We find no merit in the claim of the respondents to a title by adverse possession aided by improvements and payment of taxes. If we are correct in our findings on the evidence, it is clear that the respondents have no color of title, and the case therefore falls within the rule of State v. Sturtevant, supra, wherein we held that the possession of a mere squatter is insufficient to initiate a title by adverse possession or to start the running of the statute of limitations. We find nothing in the record sufficient to estop the state from asserting title to this land, and it is elementary that adverse possession cannot be made the basis of title as against a sovereign state. State v. Seattle, 57 Wash. 602, 107 Pac. 827, 27 L. R. A. (N. S.) 1188; Brace & Hergert Mill Co. v. State, 49 Wash. 326, 95 Pac. 278; West Seattle v. West Seattle Land & Imp. Co., 88 Wash. 859, 80 Pac. 549. See, also, Rem. & Bal. Code, § 167 (P. C. 81 § 79).
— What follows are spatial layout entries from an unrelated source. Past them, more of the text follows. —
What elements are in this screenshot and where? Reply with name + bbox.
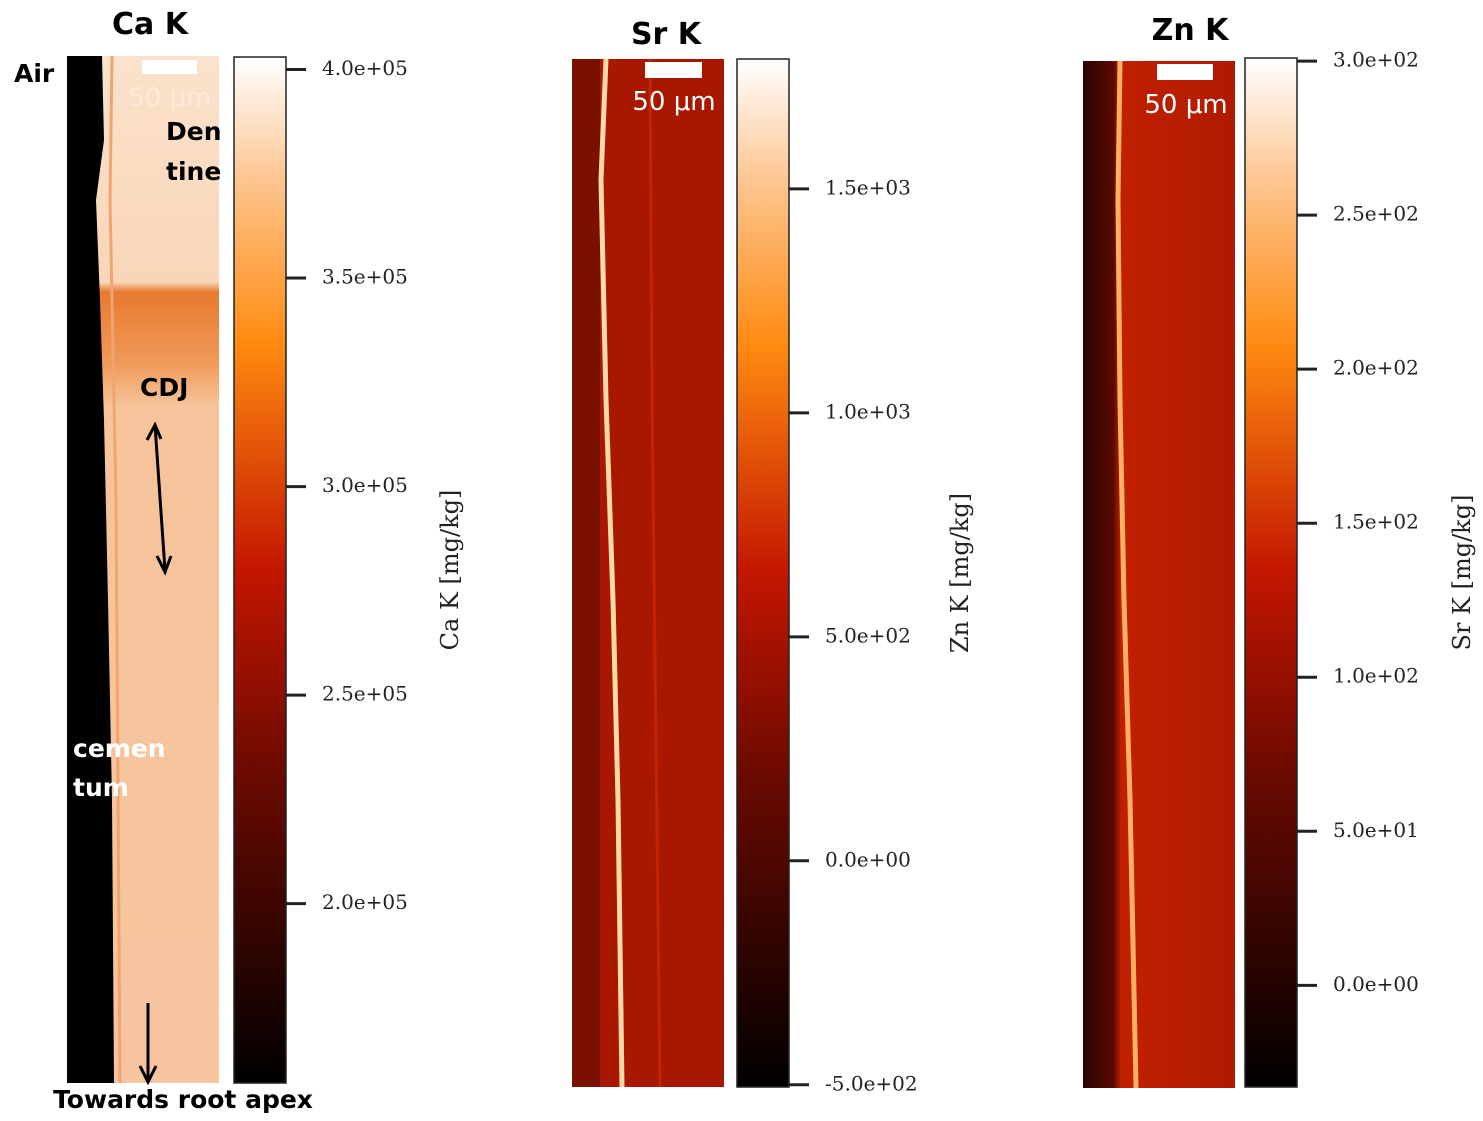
tick-label: 3.0e+05	[322, 473, 408, 497]
colorbar-label: Ca K [mg/kg]	[436, 490, 464, 651]
annotation: cemen	[73, 734, 166, 763]
tick-label: 3.0e+02	[1333, 48, 1419, 72]
chart-layer: Ca K 50 μm 2.0e+05 2.5e+05 3.0e+05 3.5e+05 4.0…	[14, 7, 1476, 1114]
tick-label: 4.0e+05	[322, 56, 408, 80]
colorbar	[1244, 57, 1298, 1088]
colorbar-label: Sr K [mg/kg]	[1448, 495, 1476, 651]
zn-map	[1083, 60, 1235, 1089]
tick-label: 2.0e+02	[1333, 356, 1419, 380]
apex-arrow	[138, 1003, 158, 1086]
tick-label: 3.5e+05	[322, 265, 408, 289]
ca-map	[67, 55, 219, 1084]
panel-title: Ca K	[112, 7, 190, 42]
annotation: Air	[14, 59, 55, 88]
panel-title: Zn K	[1152, 13, 1231, 48]
tick-label: 1.5e+02	[1333, 510, 1419, 534]
tick-label: 1.5e+03	[825, 175, 911, 199]
tick-label: 2.0e+05	[322, 890, 408, 914]
panel-title: Sr K	[631, 17, 703, 52]
annotation: Towards root apex	[53, 1085, 313, 1114]
scale-bar-label: 50 μm	[632, 87, 715, 117]
tick-label: 0.0e+00	[825, 847, 911, 871]
scale-bar-label: 50 μm	[1144, 90, 1227, 120]
tick-label: 1.0e+02	[1333, 664, 1419, 688]
tick-label: 1.0e+03	[825, 399, 911, 423]
sr-map	[572, 58, 724, 1088]
annotation: CDJ	[140, 373, 188, 402]
annotation: tine	[166, 157, 221, 186]
annotation: Den	[166, 117, 222, 146]
tick-label: 0.0e+00	[1333, 972, 1419, 996]
tick-label: -5.0e+02	[825, 1071, 918, 1095]
colorbar	[233, 56, 287, 1084]
tick-label: 2.5e+05	[322, 682, 408, 706]
scale-bar-label: 50 μm	[128, 83, 211, 113]
cdj-arrow	[145, 421, 173, 576]
colorbar-label: Zn K [mg/kg]	[946, 493, 974, 653]
tick-label: 5.0e+01	[1333, 818, 1419, 842]
tick-label: 5.0e+02	[825, 623, 911, 647]
annotation: tum	[73, 773, 129, 802]
colorbar	[736, 58, 790, 1088]
tick-label: 2.5e+02	[1333, 202, 1419, 226]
It seems to be conceded that the description contained in the state’s complaint is not an absolutely accurate description of the land lying below the line of extreme low tide as determined by the evidence of the state’s engineer, Dohm, and as shown upon the map made by him which was introduced in evidence, showing the limits of the land actually below that plane. The judgment is therefore reversed, and the cause is remanded with direction to the trial court to permit the state to recast its description so as to include only those lands falling below the line of extreme low tide as shown upon the map, excluding, however, such parts of those lands as fall within any.of the Callow grants, and enter a decree quieting title to the land so described, and in other respects as prayed for in the complaint. If any question is raised as to the correctness of the new description as compared with the map, the court is directed to take evidence and determine therefrom *77whether such new description conforms to the map now in evidence, and from such evidence correct any discrepancy which may be made to appear.

Morris, C. J., Main, and Fullerton, JJ., concur.